The reduced forecast came along with a slight dip in McCormick's second-quarter profit, as higher costs for vanilla beans and increased interest expense offset sales of new products and growth from its November acquisition of Silvo, a Dutch spice company.
Reuters Estimates listed the average analyst earnings expectations as $1.71 per share for the full year and 39 cents for the third quarter.
With the U.S. dollar now strengthening against key overseas currencies, McCormick said it expected foreign exchange to be neutral instead of a benefit in the second half of the year. Some of its key currencies include the euro, the British pound and the Mexican peso.
But analysts said that the company's prediction about foreign exchange could be risky because of the volatility of the euro and other foreign currencies.
"I don't think anybody knows where the euro is going to be," said Alton Stump, an analyst for Longbow Research. He added that the company's assumptions could hurt earnings in the second half.
McCormick offsets possible foreign exchange volatility from spice-producing countries in Africa, Southeast Asia and Latin America by diversifying its sources of raw materials, Joyce Brooks, an investor relations representative for the company, told Reuters.
For its operations in Europe and Asia, the company plans to thwart foreign exchange risks by hedging to cover purchases in those locations, she said.
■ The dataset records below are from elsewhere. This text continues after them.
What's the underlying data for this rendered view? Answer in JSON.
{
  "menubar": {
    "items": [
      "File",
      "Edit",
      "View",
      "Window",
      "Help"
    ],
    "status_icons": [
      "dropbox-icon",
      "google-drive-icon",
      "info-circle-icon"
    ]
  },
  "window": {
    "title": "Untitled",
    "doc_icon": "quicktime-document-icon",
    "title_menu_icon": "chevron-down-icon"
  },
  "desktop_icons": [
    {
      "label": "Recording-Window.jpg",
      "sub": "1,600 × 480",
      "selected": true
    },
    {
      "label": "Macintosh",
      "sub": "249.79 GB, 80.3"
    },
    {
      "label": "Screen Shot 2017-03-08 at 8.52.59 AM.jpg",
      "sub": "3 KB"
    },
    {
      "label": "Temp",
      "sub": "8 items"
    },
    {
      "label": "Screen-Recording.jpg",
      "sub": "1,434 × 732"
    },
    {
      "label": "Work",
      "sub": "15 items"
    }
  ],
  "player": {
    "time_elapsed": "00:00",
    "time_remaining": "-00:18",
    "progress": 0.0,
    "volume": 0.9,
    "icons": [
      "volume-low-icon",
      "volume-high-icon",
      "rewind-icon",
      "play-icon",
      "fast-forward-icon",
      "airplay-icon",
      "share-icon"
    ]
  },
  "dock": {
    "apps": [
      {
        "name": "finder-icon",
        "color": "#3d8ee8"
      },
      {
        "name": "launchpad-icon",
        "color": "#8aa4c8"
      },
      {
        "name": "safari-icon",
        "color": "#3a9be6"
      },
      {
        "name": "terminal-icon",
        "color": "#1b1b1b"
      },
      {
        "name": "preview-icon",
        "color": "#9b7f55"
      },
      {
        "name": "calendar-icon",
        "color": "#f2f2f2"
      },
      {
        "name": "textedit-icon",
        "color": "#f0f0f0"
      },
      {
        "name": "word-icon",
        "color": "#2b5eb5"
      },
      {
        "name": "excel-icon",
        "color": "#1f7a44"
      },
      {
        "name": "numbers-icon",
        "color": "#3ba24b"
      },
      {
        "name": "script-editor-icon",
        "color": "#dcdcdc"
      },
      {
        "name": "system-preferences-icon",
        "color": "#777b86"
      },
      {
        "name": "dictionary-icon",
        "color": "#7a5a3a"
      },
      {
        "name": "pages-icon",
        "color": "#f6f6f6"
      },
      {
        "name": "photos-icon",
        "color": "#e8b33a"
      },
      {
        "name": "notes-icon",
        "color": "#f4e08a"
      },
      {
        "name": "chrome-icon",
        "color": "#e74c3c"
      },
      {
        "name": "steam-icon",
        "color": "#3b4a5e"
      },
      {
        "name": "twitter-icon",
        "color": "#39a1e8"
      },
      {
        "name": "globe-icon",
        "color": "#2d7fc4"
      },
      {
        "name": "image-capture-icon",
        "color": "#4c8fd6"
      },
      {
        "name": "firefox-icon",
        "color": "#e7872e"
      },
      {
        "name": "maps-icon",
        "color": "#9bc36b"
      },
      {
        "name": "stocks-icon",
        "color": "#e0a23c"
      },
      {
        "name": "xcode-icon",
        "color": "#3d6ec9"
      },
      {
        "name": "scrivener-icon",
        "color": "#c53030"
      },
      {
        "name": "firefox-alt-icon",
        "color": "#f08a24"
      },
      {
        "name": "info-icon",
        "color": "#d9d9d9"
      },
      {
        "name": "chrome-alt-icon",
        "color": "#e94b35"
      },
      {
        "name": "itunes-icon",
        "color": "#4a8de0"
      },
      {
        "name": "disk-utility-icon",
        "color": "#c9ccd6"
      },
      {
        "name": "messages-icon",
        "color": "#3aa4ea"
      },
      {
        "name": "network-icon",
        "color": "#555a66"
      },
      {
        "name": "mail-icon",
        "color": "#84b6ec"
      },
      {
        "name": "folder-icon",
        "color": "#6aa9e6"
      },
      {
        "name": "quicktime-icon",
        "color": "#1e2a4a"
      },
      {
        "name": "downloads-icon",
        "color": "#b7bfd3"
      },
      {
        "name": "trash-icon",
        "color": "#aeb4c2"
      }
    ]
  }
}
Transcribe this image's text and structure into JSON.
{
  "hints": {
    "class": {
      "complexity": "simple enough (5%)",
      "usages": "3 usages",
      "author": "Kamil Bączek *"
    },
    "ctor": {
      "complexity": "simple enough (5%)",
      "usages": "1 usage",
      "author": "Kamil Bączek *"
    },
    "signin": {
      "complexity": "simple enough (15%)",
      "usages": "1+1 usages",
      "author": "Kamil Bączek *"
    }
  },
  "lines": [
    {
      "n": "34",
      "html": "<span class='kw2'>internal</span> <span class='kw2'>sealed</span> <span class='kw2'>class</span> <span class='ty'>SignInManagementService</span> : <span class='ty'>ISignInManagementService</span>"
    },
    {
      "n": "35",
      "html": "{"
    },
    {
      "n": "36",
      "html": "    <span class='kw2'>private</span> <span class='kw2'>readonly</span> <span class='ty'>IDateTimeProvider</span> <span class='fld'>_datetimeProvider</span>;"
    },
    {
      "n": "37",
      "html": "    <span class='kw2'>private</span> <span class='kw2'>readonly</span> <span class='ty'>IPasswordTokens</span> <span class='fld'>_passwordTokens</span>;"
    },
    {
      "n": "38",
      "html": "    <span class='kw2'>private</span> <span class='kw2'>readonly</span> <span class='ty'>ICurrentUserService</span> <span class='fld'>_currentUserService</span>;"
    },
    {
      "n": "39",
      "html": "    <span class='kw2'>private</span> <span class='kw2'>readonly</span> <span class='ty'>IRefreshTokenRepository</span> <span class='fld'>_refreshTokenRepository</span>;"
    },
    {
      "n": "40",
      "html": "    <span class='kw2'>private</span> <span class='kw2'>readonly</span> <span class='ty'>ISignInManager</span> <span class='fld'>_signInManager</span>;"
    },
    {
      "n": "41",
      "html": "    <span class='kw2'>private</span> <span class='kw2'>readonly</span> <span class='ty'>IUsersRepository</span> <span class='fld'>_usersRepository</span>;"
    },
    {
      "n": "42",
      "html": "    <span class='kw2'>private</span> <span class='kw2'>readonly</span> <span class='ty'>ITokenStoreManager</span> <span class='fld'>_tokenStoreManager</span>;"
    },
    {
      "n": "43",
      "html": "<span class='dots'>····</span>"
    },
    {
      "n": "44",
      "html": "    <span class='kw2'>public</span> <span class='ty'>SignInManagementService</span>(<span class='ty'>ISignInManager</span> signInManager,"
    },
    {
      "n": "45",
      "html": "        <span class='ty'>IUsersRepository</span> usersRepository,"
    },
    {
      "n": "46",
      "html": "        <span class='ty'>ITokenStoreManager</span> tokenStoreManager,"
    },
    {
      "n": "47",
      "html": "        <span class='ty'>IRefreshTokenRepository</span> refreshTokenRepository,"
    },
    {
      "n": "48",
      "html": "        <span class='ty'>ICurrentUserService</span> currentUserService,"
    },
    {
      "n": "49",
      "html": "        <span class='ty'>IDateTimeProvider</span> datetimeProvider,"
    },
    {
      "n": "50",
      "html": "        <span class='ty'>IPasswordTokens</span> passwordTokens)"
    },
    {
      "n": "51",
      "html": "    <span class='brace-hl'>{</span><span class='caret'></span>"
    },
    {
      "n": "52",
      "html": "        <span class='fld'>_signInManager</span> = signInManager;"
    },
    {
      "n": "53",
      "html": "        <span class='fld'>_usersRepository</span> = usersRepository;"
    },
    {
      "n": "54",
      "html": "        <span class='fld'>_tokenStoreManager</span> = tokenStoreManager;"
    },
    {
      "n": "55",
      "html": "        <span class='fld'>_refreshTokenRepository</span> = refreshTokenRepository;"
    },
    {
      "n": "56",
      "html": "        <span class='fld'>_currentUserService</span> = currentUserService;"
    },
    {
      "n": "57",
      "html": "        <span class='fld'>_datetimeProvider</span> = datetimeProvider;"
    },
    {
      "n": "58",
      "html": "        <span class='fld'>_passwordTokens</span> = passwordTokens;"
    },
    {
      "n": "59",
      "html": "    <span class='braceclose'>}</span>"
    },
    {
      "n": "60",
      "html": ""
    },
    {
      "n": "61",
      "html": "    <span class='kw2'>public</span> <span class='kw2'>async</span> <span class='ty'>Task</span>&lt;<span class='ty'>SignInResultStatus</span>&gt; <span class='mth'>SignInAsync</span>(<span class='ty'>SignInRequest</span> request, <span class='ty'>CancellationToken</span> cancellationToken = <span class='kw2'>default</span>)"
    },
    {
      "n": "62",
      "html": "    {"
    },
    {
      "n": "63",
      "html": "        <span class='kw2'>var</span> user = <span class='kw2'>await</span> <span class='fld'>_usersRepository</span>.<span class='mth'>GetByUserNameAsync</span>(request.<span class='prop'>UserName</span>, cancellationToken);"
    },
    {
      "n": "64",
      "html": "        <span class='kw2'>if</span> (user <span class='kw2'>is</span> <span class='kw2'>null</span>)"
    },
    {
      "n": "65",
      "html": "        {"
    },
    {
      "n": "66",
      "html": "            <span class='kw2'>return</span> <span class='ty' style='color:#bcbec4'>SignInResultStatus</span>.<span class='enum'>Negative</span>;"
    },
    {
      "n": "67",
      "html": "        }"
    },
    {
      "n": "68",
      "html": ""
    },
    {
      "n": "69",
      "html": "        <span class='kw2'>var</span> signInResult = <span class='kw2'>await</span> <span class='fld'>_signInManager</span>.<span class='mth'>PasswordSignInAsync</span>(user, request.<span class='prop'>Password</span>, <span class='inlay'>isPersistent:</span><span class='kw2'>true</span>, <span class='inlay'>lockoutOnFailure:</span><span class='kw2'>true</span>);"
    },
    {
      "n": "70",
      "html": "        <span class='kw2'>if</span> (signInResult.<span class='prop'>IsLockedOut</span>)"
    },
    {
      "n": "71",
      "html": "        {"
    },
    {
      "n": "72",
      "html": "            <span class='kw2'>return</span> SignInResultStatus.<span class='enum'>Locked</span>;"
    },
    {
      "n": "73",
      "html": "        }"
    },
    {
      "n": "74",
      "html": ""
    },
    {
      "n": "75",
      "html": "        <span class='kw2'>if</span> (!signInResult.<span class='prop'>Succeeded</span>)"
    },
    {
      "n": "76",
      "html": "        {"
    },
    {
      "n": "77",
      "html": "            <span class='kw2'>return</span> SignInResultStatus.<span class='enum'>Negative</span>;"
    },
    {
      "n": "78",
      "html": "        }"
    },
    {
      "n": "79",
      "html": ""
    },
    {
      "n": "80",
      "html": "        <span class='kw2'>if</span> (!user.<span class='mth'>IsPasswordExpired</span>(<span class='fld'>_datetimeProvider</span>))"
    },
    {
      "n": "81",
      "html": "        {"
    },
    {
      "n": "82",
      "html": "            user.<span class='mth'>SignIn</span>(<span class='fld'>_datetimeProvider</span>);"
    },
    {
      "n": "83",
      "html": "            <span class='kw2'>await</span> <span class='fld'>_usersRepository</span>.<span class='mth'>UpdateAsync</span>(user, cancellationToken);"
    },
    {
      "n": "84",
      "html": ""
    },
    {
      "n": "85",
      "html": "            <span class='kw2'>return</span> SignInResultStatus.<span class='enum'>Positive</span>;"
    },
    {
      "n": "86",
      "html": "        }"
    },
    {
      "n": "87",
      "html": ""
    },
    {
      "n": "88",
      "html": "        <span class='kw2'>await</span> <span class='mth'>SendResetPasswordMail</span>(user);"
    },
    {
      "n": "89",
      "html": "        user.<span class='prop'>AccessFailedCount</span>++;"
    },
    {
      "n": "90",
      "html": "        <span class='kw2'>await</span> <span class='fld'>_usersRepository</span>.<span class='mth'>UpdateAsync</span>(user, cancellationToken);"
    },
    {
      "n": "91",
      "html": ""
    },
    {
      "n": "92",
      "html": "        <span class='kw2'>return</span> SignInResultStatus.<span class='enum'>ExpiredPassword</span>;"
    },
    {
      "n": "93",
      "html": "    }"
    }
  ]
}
"Yes that will help, but is not going to solve their problems," said Stump.
McCormick also said it expects slower growth in its industrial business, which represents half of sales and provides spices to food manufacturers and restaurants.
But the rising cost of vanilla, which hurt the company in the past year, should not affect business in the second half, company officials said during a conference call with analysts.
McCormick said it expects higher sales and improvement in margins to boost second-half earnings per share by 16 to 20 percent.
John McMillin, an analyst for Prudential Equity Group, said in a research note that the company's earnings expectations are "way too optimistic." He lowered his price target to $30 from $32 and gave the company's stock a "neutral" rating.
Longbow analyst Stump added that the company will have to take a lot of cost savings measures or buy back shares to get the earnings per share growth it expects.
McCormick on Thursday set a new $400 million share repurchase program.